Indexing with XPat

How To

See the information on Directory Structure for information on how we recommend directories to be named and set up.

Once all the transformation and preprocessing is done, the finished, ready to index SGML is placed in the proper obj directory.

The collection's Makefile has variables that should be edited for the proper paths to the collection's data, dtd, doctype, etc.

The Makefile, while indexing, also runs the sgmlrgn50 command. This gives us the all important index built on the regions declared in the DTD and allows searching within SGML regions.


Indexing and Region Building: Hands On

To get more of a feel for the process we'll use the bosnia Makefile to do the above steps.  Recall that prior to this step we did normalization (along with nodefy and validate steps).
% cd $HOME/dlxs/idx/b/bosnia
% make dd

What dbbuild50 (or its equivalent subprocesses) Gets Us

What the dd step gets us depends almost entirely on what was in the coll.dd file: the Index Points and Character Mappings. The Index Points are descriptions of the type of text where where XPat will begin a semi-infinite string. The Mappings we usually use allow for case insensitivity and, in the case of some collections, for search mappings of 8 bit characters, e.g., thorns and eths.

We can now fire up the database we've just indexed successfully with:

pat50 coll.dd

and try some searching.


After the dd command, we continue with the extra  make target. This is a series of perl scripts that use the coll.extra.srch file, containing export-ed XPat searches, to create a bit of text that is then added in the <Regions> area of the .dd file. In this way, XPat .rgn files (region indexes) will be created. In the past, until we knew that we needed fabricated regions, we would usually comment this out in the Makefile. However, the new TextClass model requires them for regions like page and mainheader.

The coll.extra.srch file contains the searches for all the fabricated regions we want to make. See fabricated regions.

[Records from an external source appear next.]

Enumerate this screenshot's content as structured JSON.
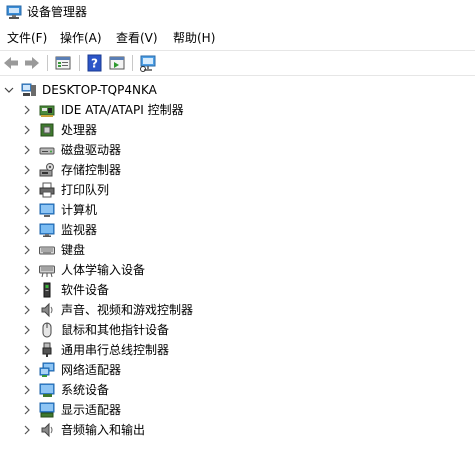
{
  "window": {
    "title": "设备管理器"
  },
  "menu": [
    "文件(F)",
    "操作(A)",
    "查看(V)",
    "帮助(H)"
  ],
  "toolbar": {
    "buttons": [
      "back-icon",
      "forward-icon",
      "properties-icon",
      "help-icon",
      "run-icon",
      "monitor-scan-icon"
    ]
  },
  "tree": {
    "root": {
      "label": "DESKTOP-TQP4NKA",
      "expanded": true
    },
    "items": [
      {
        "label": "IDE ATA/ATAPI 控制器",
        "icon": "ide-controller-icon"
      },
      {
        "label": "处理器",
        "icon": "processor-icon"
      },
      {
        "label": "磁盘驱动器",
        "icon": "disk-drive-icon"
      },
      {
        "label": "存储控制器",
        "icon": "storage-controller-icon"
      },
      {
        "label": "打印队列",
        "icon": "printer-icon"
      },
      {
        "label": "计算机",
        "icon": "computer-icon"
      },
      {
        "label": "监视器",
        "icon": "monitor-icon"
      },
      {
        "label": "键盘",
        "icon": "keyboard-icon"
      },
      {
        "label": "人体学输入设备",
        "icon": "hid-icon"
      },
      {
        "label": "软件设备",
        "icon": "software-device-icon"
      },
      {
        "label": "声音、视频和游戏控制器",
        "icon": "speaker-icon"
      },
      {
        "label": "鼠标和其他指针设备",
        "icon": "mouse-icon"
      },
      {
        "label": "通用串行总线控制器",
        "icon": "usb-icon"
      },
      {
        "label": "网络适配器",
        "icon": "network-adapter-icon"
      },
      {
        "label": "系统设备",
        "icon": "system-device-icon"
      },
      {
        "label": "显示适配器",
        "icon": "display-adapter-icon"
      },
      {
        "label": "音频输入和输出",
        "icon": "audio-io-icon"
      }
    ]
  }
}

For those of you who have used ot60, a note

It is here that pat50 and ot60 diverge significantly. When pat50 is reporting location information of points and regions, it always refers to an absolute byte offset in the database. ot60 always refers to an absolute token offset in the database, or that token at which the point or region begins. Unless the definition of token is "any byte", then tokens != bytes. This did not normally affect most systems' functionality: many of the SSP platform stunts can be done either way, because they do not depend on absolute byte offset information. But there are several stunts the XPat based cgi programs do that now can and do assume bytes instead of token offsets. Therefore, since from now on we are dealing only with pat50/XPat, we needn't worry about how ot60 deals with token offset. Yay!

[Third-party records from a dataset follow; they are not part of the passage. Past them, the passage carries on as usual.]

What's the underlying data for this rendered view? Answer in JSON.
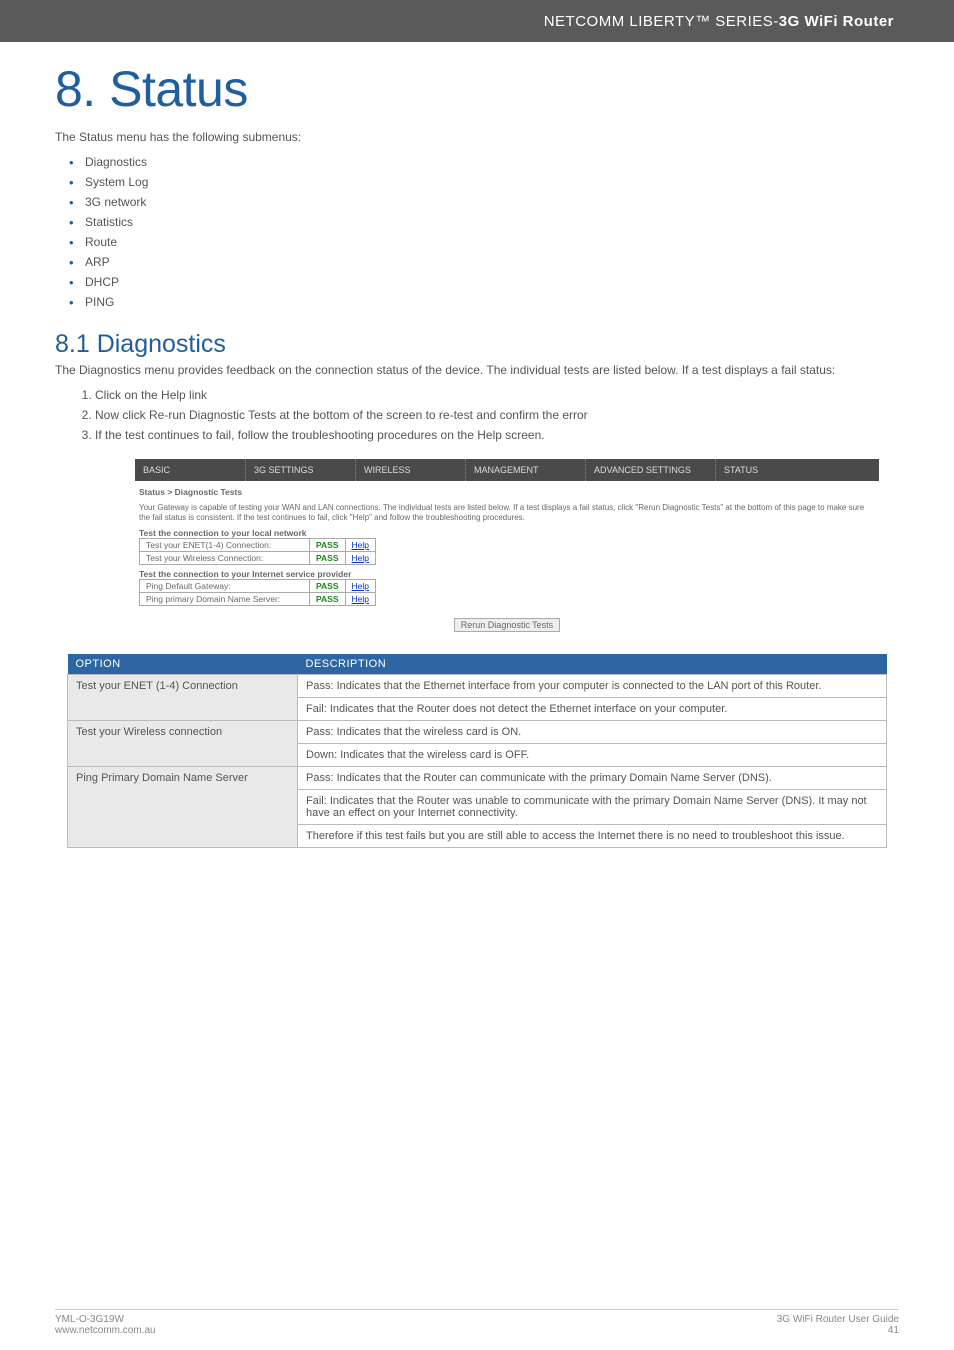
{
  "header": {
    "brand_thin": "NETCOMM LIBERTY™ SERIES",
    "brand_sep": " - ",
    "brand_bold": "3G WiFi Router"
  },
  "chapter_title": "8. Status",
  "intro_line": "The Status menu has the following submenus:",
  "submenus": [
    "Diagnostics",
    "System Log",
    "3G network",
    "Statistics",
    "Route",
    "ARP",
    "DHCP",
    "PING"
  ],
  "section_title": "8.1 Diagnostics",
  "section_intro": "The Diagnostics menu provides feedback on the connection status of the device. The individual tests are listed below. If a test displays a fail status:",
  "steps": [
    "Click on the Help link",
    "Now click Re-run Diagnostic Tests at the bottom of the screen to re-test and confirm the error",
    "If the test continues to fail, follow the troubleshooting procedures on the Help screen."
  ],
  "embed": {
    "nav": [
      "BASIC",
      "3G SETTINGS",
      "WIRELESS",
      "MANAGEMENT",
      "ADVANCED SETTINGS",
      "STATUS"
    ],
    "crumb": "Status > Diagnostic Tests",
    "note": "Your Gateway is capable of testing your WAN and LAN connections. The individual tests are listed below. If a test displays a fail status, click \"Rerun Diagnostic Tests\" at the bottom of this page to make sure the fail status is consistent. If the test continues to fail, click \"Help\" and follow the troubleshooting procedures.",
    "group1_head": "Test the connection to your local network",
    "group1": [
      {
        "label": "Test your ENET(1-4) Connection:",
        "status": "PASS",
        "help": "Help"
      },
      {
        "label": "Test your Wireless Connection:",
        "status": "PASS",
        "help": "Help"
      }
    ],
    "group2_head": "Test the connection to your Internet service provider",
    "group2": [
      {
        "label": "Ping Default Gateway:",
        "status": "PASS",
        "help": "Help"
      },
      {
        "label": "Ping primary Domain Name Server:",
        "status": "PASS",
        "help": "Help"
      }
    ],
    "rerun_label": "Rerun Diagnostic Tests"
  },
  "opt_table": {
    "head_option": "OPTION",
    "head_desc": "DESCRIPTION",
    "rows": [
      {
        "option": "Test your ENET (1-4) Connection",
        "descs": [
          "Pass: Indicates that the Ethernet interface from your computer is connected to the LAN port of this Router.",
          "Fail: Indicates  that the Router does not detect the Ethernet interface on your computer."
        ]
      },
      {
        "option": "Test your Wireless connection",
        "descs": [
          "Pass: Indicates that the wireless card is ON.",
          "Down: Indicates that the wireless card is OFF."
        ]
      },
      {
        "option": "Ping Primary Domain Name Server",
        "descs": [
          "Pass: Indicates that the Router can communicate with the primary Domain Name Server (DNS).",
          "Fail: Indicates that the Router was unable to communicate with the primary Domain Name Server (DNS). It may not have an effect on your Internet connectivity.",
          "Therefore if this test fails but you are still able to access the Internet there is no need to troubleshoot this issue."
        ]
      }
    ]
  },
  "footer": {
    "left_line1": "YML-O-3G19W",
    "left_line2": "www.netcomm.com.au",
    "right_line1": "3G WiFi Router User Guide",
    "right_line2": "41"
  }
}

By the way,some of those byte offset dependent stunts are:

Aside: one rather interesting bit of functionality that is more easily accomplished with token-based ot60 than with byte-offset-based pat50 is some of the interesting context and ordering performed in the MiCASE collection.

After the sgmlrgn50 target and the optional post target for fabricated regions, depending on the collection, the Makefile may continue with the pageview and/or the wordwheel steps.